Ao longo da manifestação, o Ministério Público rebate os argumentos apresentados pela defesa e sustenta que não foram constatadas irregularidades nas condições de saúde, alimentação, higiene ou segurança da presa. Segundo o órgão, também não houve registro de problemas como superlotação, falta de água potável ou presença de animais peçonhentos na unidade prisional.
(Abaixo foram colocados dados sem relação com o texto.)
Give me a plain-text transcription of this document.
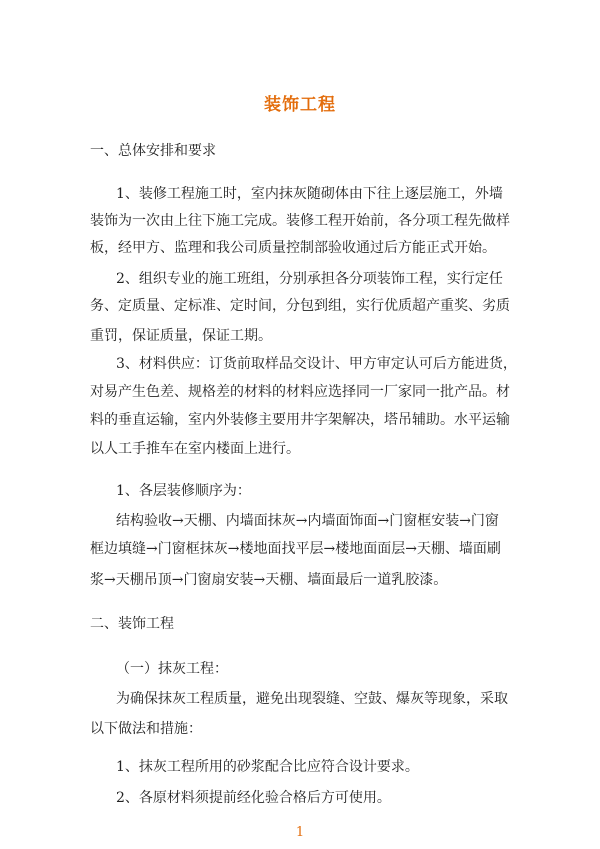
装饰工程
一、总体安排和要求
1、装修工程施工时，室内抹灰随砌体由下往上逐层施工，外墙
装饰为一次由上往下施工完成。装修工程开始前，各分项工程先做样
板，经甲方、监理和我公司质量控制部验收通过后方能正式开始。
2、组织专业的施工班组，分别承担各分项装饰工程，实行定任
务、定质量、定标准、定时间，分包到组，实行优质超产重奖、劣质
重罚，保证质量，保证工期。
3、材料供应：订货前取样品交设计、甲方审定认可后方能进货，
对易产生色差、规格差的材料的材料应选择同一厂家同一批产品。材
料的垂直运输，室内外装修主要用井字架解决，塔吊辅助。水平运输
以人工手推车在室内楼面上进行。
1、各层装修顺序为：
结构验收→天棚、内墙面抹灰→内墙面饰面→门窗框安装→门窗
框边填缝→门窗框抹灰→楼地面找平层→楼地面面层→天棚、墙面刷
浆→天棚吊顶→门窗扇安装→天棚、墙面最后一道乳胶漆。
二、装饰工程
（一）抹灰工程：
为确保抹灰工程质量，避免出现裂缝、空鼓、爆灰等现象，采取
以下做法和措施：
1、抹灰工程所用的砂浆配合比应符合设计要求。
2、各原材料须提前经化验合格后方可使用。
1
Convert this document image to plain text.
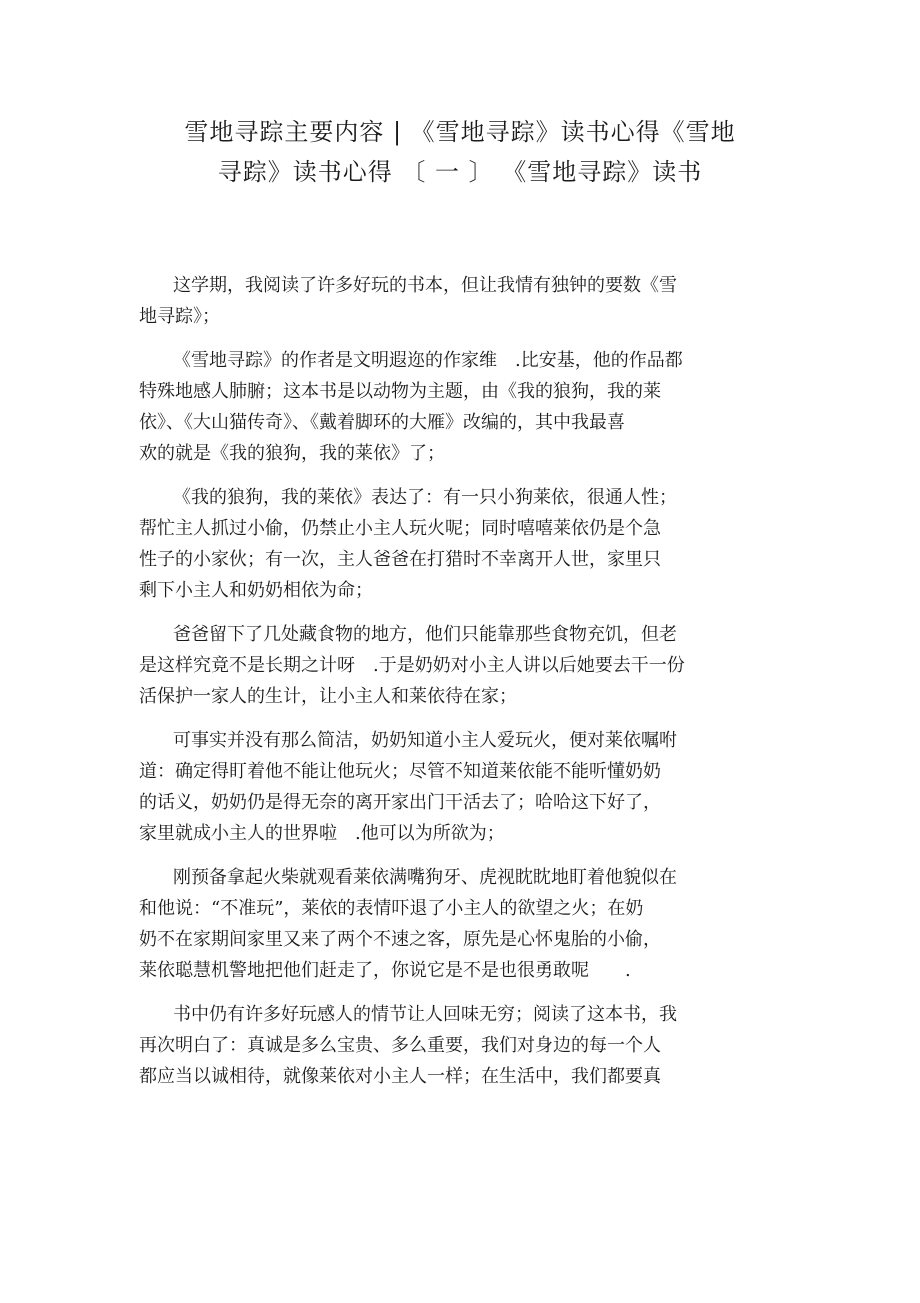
雪地寻踪主要内容 | 《雪地寻踪》读书心得《雪地
寻踪》读书心得 〔 一 〕 《雪地寻踪》读书

这学期，我阅读了许多好玩的书本，但让我情有独钟的要数《雪
地寻踪》；

《雪地寻踪》的作者是文明遐迩的作家维　.比安基，他的作品都
特殊地感人肺腑；这本书是以动物为主题，由《我的狼狗，我的莱
依》、《大山猫传奇》、《戴着脚环的大雁》改编的，其中我最喜
欢的就是《我的狼狗，我的莱依》了；

《我的狼狗，我的莱依》表达了：有一只小狗莱依，很通人性；
帮忙主人抓过小偷，仍禁止小主人玩火呢；同时嘻嘻莱依仍是个急
性子的小家伙；有一次，主人爸爸在打猎时不幸离开人世，家里只
剩下小主人和奶奶相依为命；

爸爸留下了几处藏食物的地方，他们只能靠那些食物充饥，但老
是这样究竟不是长期之计呀　.于是奶奶对小主人讲以后她要去干一份
活保护一家人的生计，让小主人和莱依待在家；

可事实并没有那么简洁，奶奶知道小主人爱玩火，便对莱依嘱咐
道：确定得盯着他不能让他玩火；尽管不知道莱依能不能听懂奶奶
的话义，奶奶仍是得无奈的离开家出门干活去了；哈哈这下好了，
家里就成小主人的世界啦　.他可以为所欲为；

刚预备拿起火柴就观看莱依满嘴狗牙、虎视眈眈地盯着他貌似在
和他说：“不准玩”，莱依的表情吓退了小主人的欲望之火；在奶
奶不在家期间家里又来了两个不速之客，原先是心怀鬼胎的小偷，
莱依聪慧机警地把他们赶走了，你说它是不是也很勇敢呢　　.

书中仍有许多好玩感人的情节让人回味无穷；阅读了这本书，我
再次明白了：真诚是多么宝贵、多么重要，我们对身边的每一个人
都应当以诚相待，就像莱依对小主人一样；在生活中，我们都要真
MP diz que cela individual estava disponível
O relatório informa ainda que Deolane está custodiada no Pavilhão Especial da penitenciária, setor que possui estrutura destinada a restringir o contato com as demais detentas. Conforme o documento, existia a possibilidade de transferência para uma cela individual, mas a própria influenciadora preferiu permanecer acompanhada por outra presa.
“[Deolane] apresenta síndrome do pânico e receio de permanecer sozinha durante o período em que as portas das habitações permanecem fechadas. A permanência em cela conjunta se deu de forma voluntária e com o consentimento da outra presa.”
Diante dessas informações, o Ministério Público pediu que a Justiça de São Paulo rejeite o habeas corpus apresentado pela defesa de Deolane Bezerra, com apoio da Ordem dos Advogados do Brasil (OAB) de São Paulo. A influenciadora se tornou ré no fim de junho pelos crimes de lavagem de dinheiro e associação ao crime organizado.
De acordo com a investigação, Deolane Bezerra teria recebido recursos considerados ilícitos provenientes da Transportadora Lado a Lado, empresa que, segundo a acusação, operava em benefício do PCC. Os relatórios da apuração apontam movimentações financeiras incompatíveis com a renda declarada pela advogada, em valores superiores a R$ 27 milhões.